W tym szaleństwie jest metoda
Adaptację materiału literackiego, o którym mówi, iż z dnia na dzień stał się dla niej świętością, Stewart dzieli na pięć rozdziałów. I w zasadzie to jedyna uporządkowana struktura w "The Chronology of Water". W filmie, jaki z chaosu uczynił sposób na oddanie doświadczeń i emocjonalnych stanów kompletnie zagubionej bohaterki. W tym szaleństwie jest metoda, tyle iż Stewart w moim odczuciu nieco przesadziła. W efekcie forma, mająca w sobie sporo z eksperymentu, dłuższymi chwilami przesłania znaczenie. A szkoda, bo sama historia jest interesująca.
Przyglądając się "The Chronology of Wawer" w ciemno obstawiłbym, iż spośród tych reżyserów, z jakimi Stewart miała okazję do tej pory pracować - tym, od którego zaczerpnęła najwięcej, jest David Cronenberg. Tyle iż to jeszcze nie ta świadomość filmowego języka, jaką widać u znakomitego kanadyjskiego twórcy. Mam w ogóle wrażenie, iż pewien przesyt, zwłaszcza od strony formalnej, to spory problem aktorów czy aktorek debiutujących w reżyserskiej roli. Wygląda to trochę tak, jakby w jednym filmie chcieli zawrzeć wszystko, czego się nauczyli i udowodnić, iż nadają się i do tej roli. A z tym, wracając do Goslinga, bywa różnie.

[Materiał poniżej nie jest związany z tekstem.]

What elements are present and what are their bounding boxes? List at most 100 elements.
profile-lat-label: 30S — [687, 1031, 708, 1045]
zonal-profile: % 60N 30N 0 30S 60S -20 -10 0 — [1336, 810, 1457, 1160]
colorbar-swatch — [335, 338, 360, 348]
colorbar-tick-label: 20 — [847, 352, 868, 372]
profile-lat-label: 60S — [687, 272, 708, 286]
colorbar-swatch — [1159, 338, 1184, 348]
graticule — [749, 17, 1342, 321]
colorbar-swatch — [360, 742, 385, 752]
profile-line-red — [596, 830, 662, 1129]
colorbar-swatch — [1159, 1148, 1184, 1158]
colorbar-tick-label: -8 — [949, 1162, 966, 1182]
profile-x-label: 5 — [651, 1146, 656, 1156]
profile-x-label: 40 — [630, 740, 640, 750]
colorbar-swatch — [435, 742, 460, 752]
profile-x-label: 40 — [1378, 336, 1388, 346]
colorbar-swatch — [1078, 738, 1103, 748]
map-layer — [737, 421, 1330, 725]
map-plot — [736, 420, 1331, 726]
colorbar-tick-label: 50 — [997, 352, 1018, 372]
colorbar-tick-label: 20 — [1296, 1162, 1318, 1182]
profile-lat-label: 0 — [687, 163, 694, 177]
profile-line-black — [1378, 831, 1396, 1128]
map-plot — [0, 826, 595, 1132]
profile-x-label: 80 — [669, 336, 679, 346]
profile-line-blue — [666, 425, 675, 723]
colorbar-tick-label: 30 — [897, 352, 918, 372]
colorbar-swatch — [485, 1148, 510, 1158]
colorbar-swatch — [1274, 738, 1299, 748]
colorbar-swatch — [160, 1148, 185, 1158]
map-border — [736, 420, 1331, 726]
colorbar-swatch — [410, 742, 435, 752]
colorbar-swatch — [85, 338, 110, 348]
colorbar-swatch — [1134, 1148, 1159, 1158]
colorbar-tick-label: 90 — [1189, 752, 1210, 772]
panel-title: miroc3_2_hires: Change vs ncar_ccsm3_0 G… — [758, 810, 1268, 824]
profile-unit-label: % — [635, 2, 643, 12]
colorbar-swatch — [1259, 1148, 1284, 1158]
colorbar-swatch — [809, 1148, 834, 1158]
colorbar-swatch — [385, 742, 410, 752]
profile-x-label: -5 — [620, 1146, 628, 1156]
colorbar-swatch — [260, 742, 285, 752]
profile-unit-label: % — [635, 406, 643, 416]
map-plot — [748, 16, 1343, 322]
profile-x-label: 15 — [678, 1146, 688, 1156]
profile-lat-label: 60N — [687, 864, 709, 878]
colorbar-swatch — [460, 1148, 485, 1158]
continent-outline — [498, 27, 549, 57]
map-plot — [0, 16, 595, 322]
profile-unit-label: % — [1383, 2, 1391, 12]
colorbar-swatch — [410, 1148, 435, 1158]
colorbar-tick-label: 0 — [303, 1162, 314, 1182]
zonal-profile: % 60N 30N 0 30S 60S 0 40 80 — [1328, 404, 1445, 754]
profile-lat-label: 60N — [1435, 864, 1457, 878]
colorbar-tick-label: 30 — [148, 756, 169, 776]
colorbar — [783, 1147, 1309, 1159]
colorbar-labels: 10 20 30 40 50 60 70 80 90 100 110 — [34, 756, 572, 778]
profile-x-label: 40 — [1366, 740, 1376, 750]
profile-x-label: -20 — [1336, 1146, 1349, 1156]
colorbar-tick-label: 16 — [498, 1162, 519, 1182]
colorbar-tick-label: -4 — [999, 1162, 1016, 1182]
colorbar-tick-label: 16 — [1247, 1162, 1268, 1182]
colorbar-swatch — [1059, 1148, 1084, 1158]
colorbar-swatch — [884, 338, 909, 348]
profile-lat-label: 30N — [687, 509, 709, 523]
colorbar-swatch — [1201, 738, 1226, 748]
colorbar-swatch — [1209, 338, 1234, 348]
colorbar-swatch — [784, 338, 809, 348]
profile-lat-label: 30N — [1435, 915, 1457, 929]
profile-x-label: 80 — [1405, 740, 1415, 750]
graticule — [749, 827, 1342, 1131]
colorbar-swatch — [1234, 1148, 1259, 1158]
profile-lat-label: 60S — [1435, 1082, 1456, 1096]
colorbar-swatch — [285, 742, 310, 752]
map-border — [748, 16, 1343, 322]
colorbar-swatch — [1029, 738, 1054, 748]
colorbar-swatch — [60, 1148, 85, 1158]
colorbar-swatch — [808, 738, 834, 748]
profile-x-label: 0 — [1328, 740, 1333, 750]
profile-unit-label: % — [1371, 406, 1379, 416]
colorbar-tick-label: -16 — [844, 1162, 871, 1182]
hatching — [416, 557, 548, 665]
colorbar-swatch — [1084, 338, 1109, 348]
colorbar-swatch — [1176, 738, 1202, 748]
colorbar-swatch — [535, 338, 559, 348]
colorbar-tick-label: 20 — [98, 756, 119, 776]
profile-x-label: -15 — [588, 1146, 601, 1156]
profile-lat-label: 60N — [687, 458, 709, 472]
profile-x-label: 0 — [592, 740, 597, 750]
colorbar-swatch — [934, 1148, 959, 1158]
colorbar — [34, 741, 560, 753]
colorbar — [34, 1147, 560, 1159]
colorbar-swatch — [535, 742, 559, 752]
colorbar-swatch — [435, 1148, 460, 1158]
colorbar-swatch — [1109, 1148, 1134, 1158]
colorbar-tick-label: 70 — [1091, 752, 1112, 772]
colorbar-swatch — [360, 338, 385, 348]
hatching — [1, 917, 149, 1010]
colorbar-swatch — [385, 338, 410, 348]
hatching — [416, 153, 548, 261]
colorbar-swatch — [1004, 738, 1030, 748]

"The Chronology of Water": Imogen Poots jest znakomita
Stewart zdecydowanie najlepiej poradziła sobie z wyreżyserowaniem... aktorki. Wcielająca się w główną rolę Brytyjka Imogen Poots jest znakomita i stanowi najjaśniejszy punkt "The Chronology of Water". Jej magnetyzm oraz interpretacja bohaterki w pełni oddaje kolejne stany emocjonalne, jakich doświadcza Lidia. Od rozpaczy, rezygnacji przez gniew, frustrację aż po nieśmiałą radość. Siedząc w kinowym fotelu czujemy to w trzewiach, a to już coś. Z pewnością nie było to łatwe, bo wydaje się, iż rola wymagała od Brytyjki sporej odwagi, ale widać iż między Poots a Stewart była chemia, tak ważna w relacji aktora z reżyserem.
"The Chronology of Water" traktuję jako nowy, ciekawy, autorski głos, a zarazem obiecujący wstęp do czegoś więcej. Stewart od razu rzuciła się na głęboką wodę, ale póki co przydałoby się jeszcze koło ratunkowe.
6/10
"The Chronology of Water", reż. Kristen Stewart, USA 2025, premiera światowa: 16 maja 2025 na festiwalu w Cannes.